Olive Shadle--School Teacher
LeMars Globe-Post
February 24, 1949
The snows of many winters have blanketed the final resting place of Olive Shadle, a little Iowa school teacher who taught in LeMars schools in the early 1900s. Surviving friends and former pupils of Miss Shadle will remember her as a silvery-haired little woman who was a success in her teaching job and a great favorite in the community. She was an energetic church worker and a prominent member of the P. E.O. Society. Because of her many years as an educator, fond parents often sought her out when in need of help and advice.
Olive Shadle was the third child in a family of thirteen children. To help with family finances, Miss Shadle early in life prepared herself for a teaching job—in those days, about the only work open to women. At that, it was a miserably paid profession, and a good teacher was often paid as little as $500 for a whole year’s work.
When Miss Shadle arrived in LeMars, she was nearing the half-century mark in years.
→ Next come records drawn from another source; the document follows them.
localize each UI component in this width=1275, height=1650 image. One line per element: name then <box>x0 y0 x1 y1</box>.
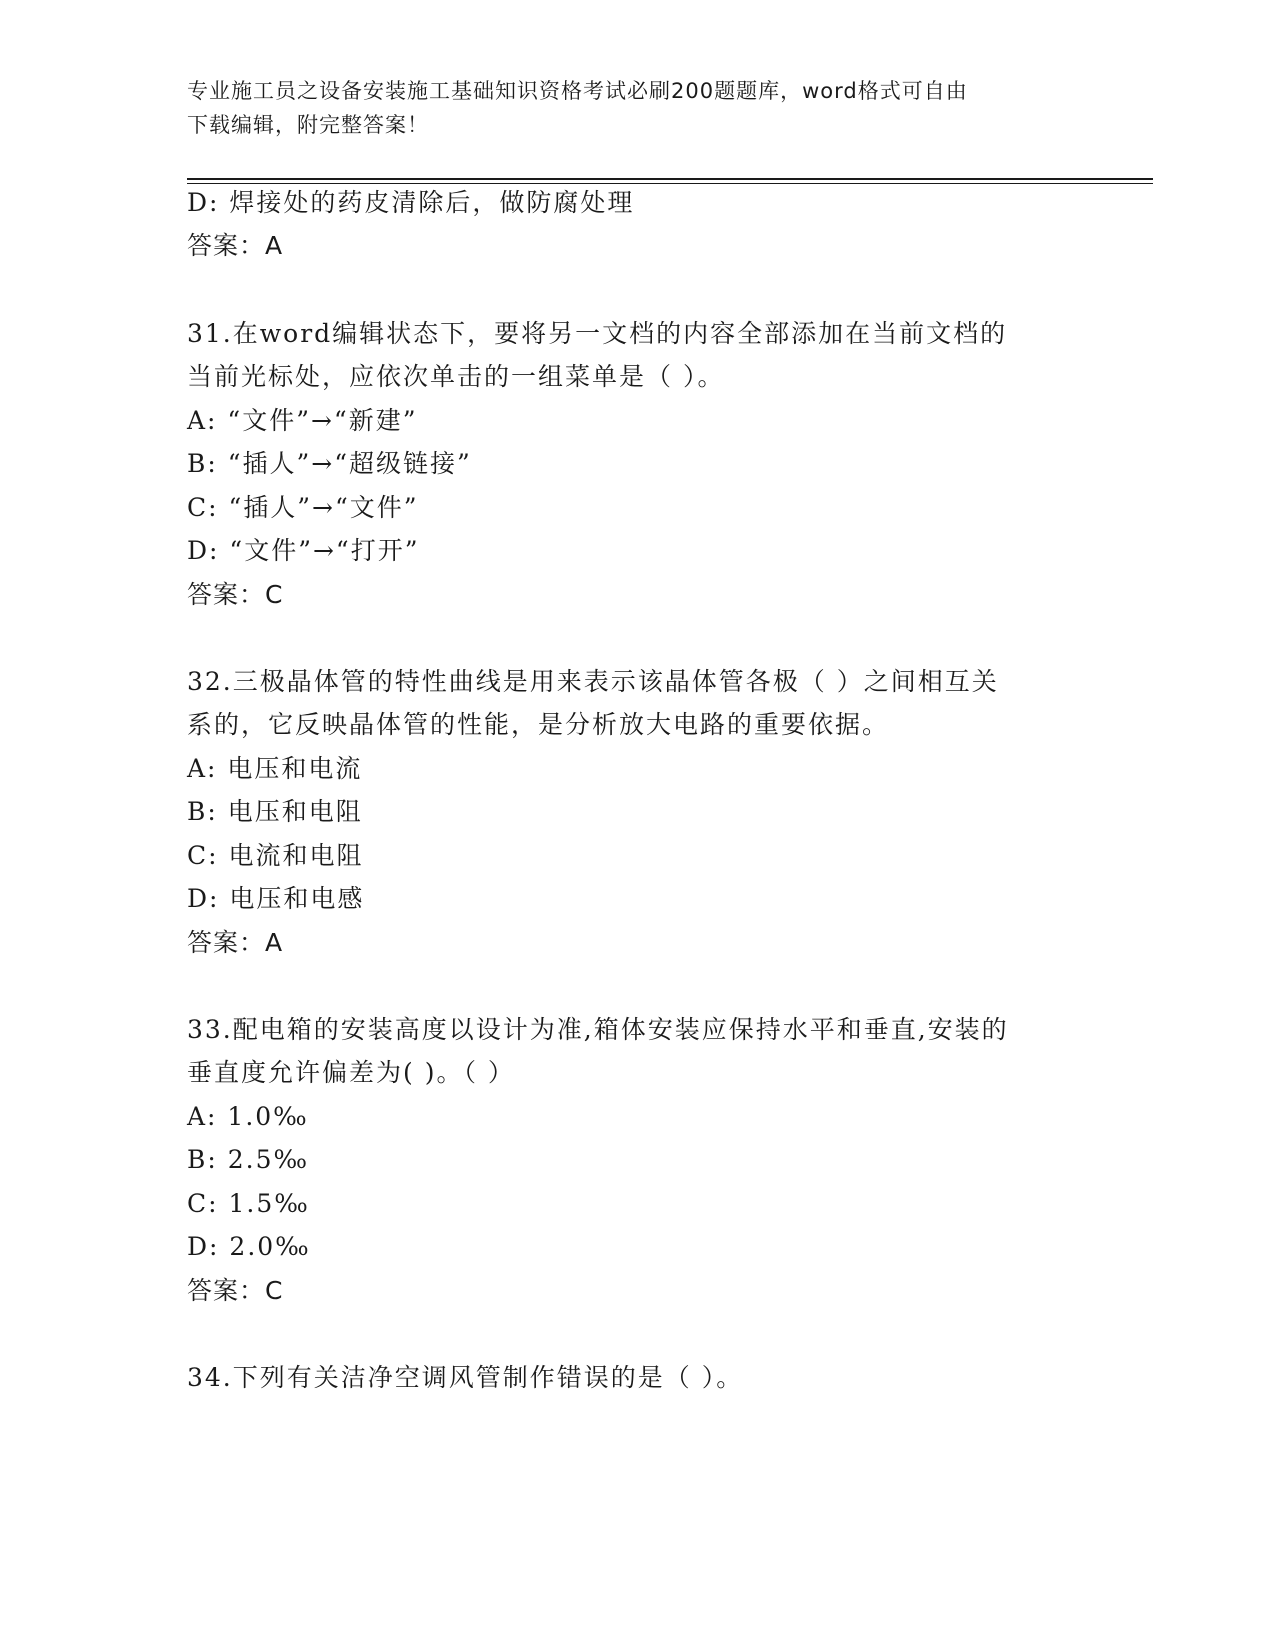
q33-option-b: B: 2.5‰ <box>187 1145 310 1174</box>
q31-answer: 答案：C <box>187 580 284 609</box>
q31-option-c: C: “插人”→“文件” <box>187 493 419 522</box>
header-divider-thin <box>187 183 1153 184</box>
header-title-line-1: 专业施工员之设备安装施工基础知识资格考试必刷200题题库，word格式可自由 <box>187 79 968 103</box>
document-header <box>187 74 1087 142</box>
q33-option-d: D: 2.0‰ <box>187 1232 311 1261</box>
q31-stem-line-1: 31.在word编辑状态下，要将另一文档的内容全部添加在当前文档的 <box>187 319 1008 348</box>
q33-stem-line-2: 垂直度允许偏差为( )。（ ） <box>187 1058 515 1087</box>
q31-stem-line-2: 当前光标处，应依次单击的一组菜单是（ ）。 <box>187 362 725 391</box>
q34-stem-line-1: 34.下列有关洁净空调风管制作错误的是（ ）。 <box>187 1363 744 1392</box>
prev-option-d: D: 焊接处的药皮清除后，做防腐处理 <box>187 188 635 217</box>
q32-option-d: D: 电压和电感 <box>187 884 365 913</box>
header-title-line-2: 下载编辑，附完整答案！ <box>187 113 429 137</box>
q32-stem-line-2: 系的，它反映晶体管的性能，是分析放大电路的重要依据。 <box>187 710 890 739</box>
header-divider-thick <box>187 178 1153 180</box>
q32-answer: 答案：A <box>187 928 284 957</box>
q33-option-c: C: 1.5‰ <box>187 1189 310 1218</box>
q31-option-b: B: “插人”→“超级链接” <box>187 449 472 478</box>
prev-answer: 答案：A <box>187 231 284 260</box>
q32-option-a: A: 电压和电流 <box>187 754 363 783</box>
q33-option-a: A: 1.0‰ <box>187 1102 309 1131</box>
q31-option-a: A: “文件”→“新建” <box>187 406 418 435</box>
q33-stem-line-1: 33.配电箱的安装高度以设计为准,箱体安装应保持水平和垂直,安装的 <box>187 1015 1009 1044</box>
q32-option-b: B: 电压和电阻 <box>187 797 363 826</box>
q33-answer: 答案：C <box>187 1276 284 1305</box>
q32-option-c: C: 电流和电阻 <box>187 841 364 870</box>
q31-option-d: D: “文件”→“打开” <box>187 536 420 565</box>
q32-stem-line-1: 32.三极晶体管的特性曲线是用来表示该晶体管各极（ ）之间相互关 <box>187 667 999 696</box>
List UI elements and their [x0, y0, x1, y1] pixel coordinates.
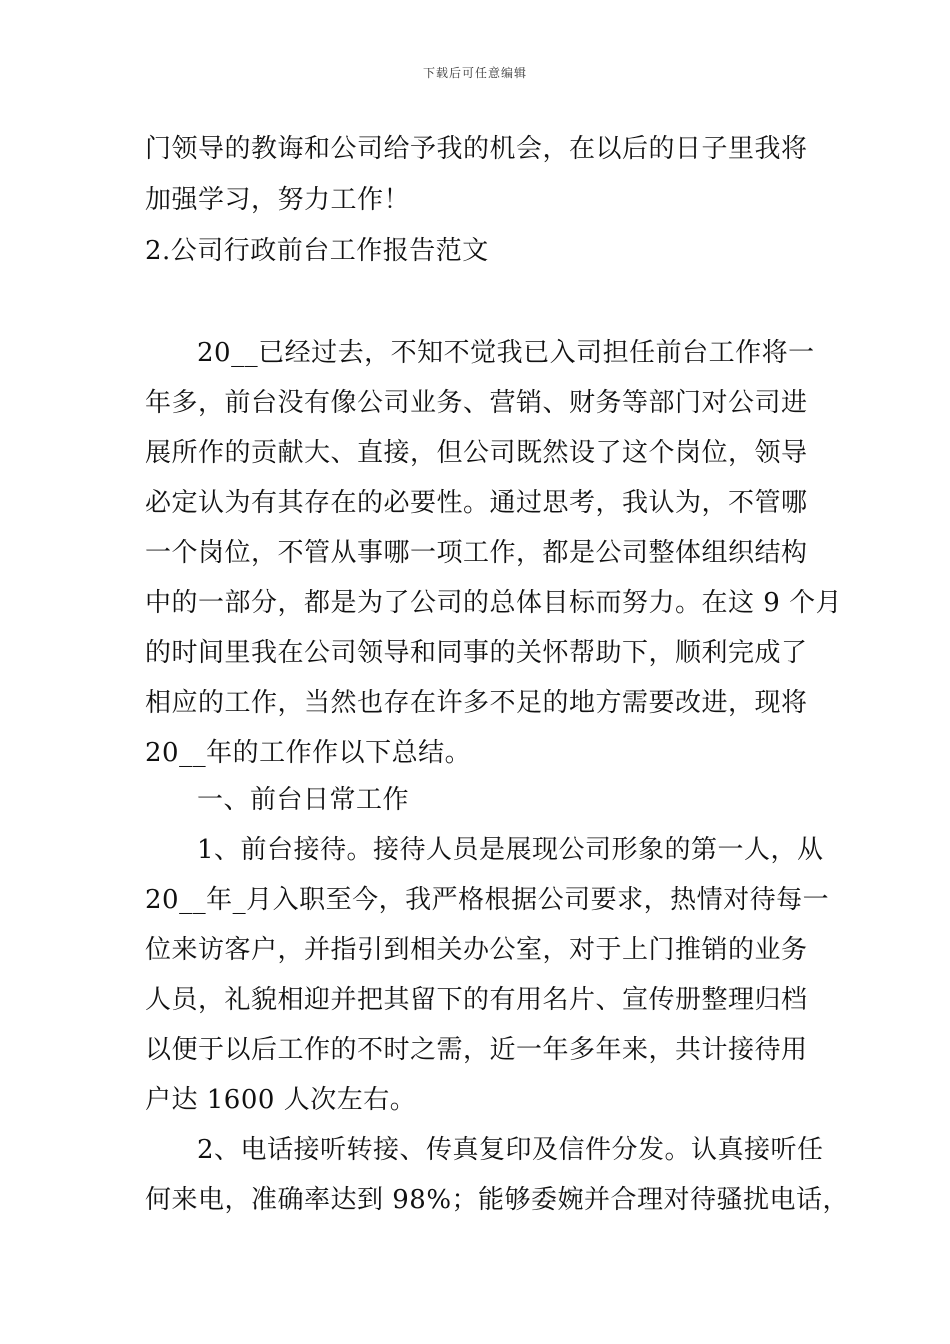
body-line: 一个岗位，不管从事哪一项工作，都是公司整体组织结构: [145, 538, 808, 568]
body-line: 相应的工作，当然也存在许多不足的地方需要改进，现将: [145, 688, 808, 718]
body-line: 门领导的教诲和公司给予我的机会，在以后的日子里我将: [145, 134, 808, 164]
body-line: 展所作的贡献大、直接，但公司既然设了这个岗位，领导: [145, 438, 808, 468]
page-header-note: 下载后可任意编辑: [422, 66, 527, 80]
body-line: 中的一部分，都是为了公司的总体目标而努力。在这 9 个月: [145, 588, 843, 618]
paragraph-first-line: 2、电话接听转接、传真复印及信件分发。认真接听任: [197, 1135, 824, 1165]
body-line: 位来访客户，并指引到相关办公室，对于上门推销的业务: [145, 935, 808, 965]
body-line: 必定认为有其存在的必要性。通过思考，我认为，不管哪: [145, 488, 808, 518]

As a teacher, she had earned thrice-over the so called sabbatical year without taking it.
While in LeMars, Miss Shadle saved against the day she would take her year of rest, and which she would spend in travel and further study. Out of her meager earnings, she had saved the cost of a trip to Europe and those little extras bound to occur. Granted a year’s leave from her teaching job in LeMars, she made final preparations for her long deferred trip.
However, before actual start of her long journey, Miss Shadle decided to pay a short visit in the home of her brother, then living in Chicago. It was during this brief visit that Miss Shadle was stricken. Removed to a hospital, she was found to be suffering from an incurable ailment and was given but a short time to live. She died within the year.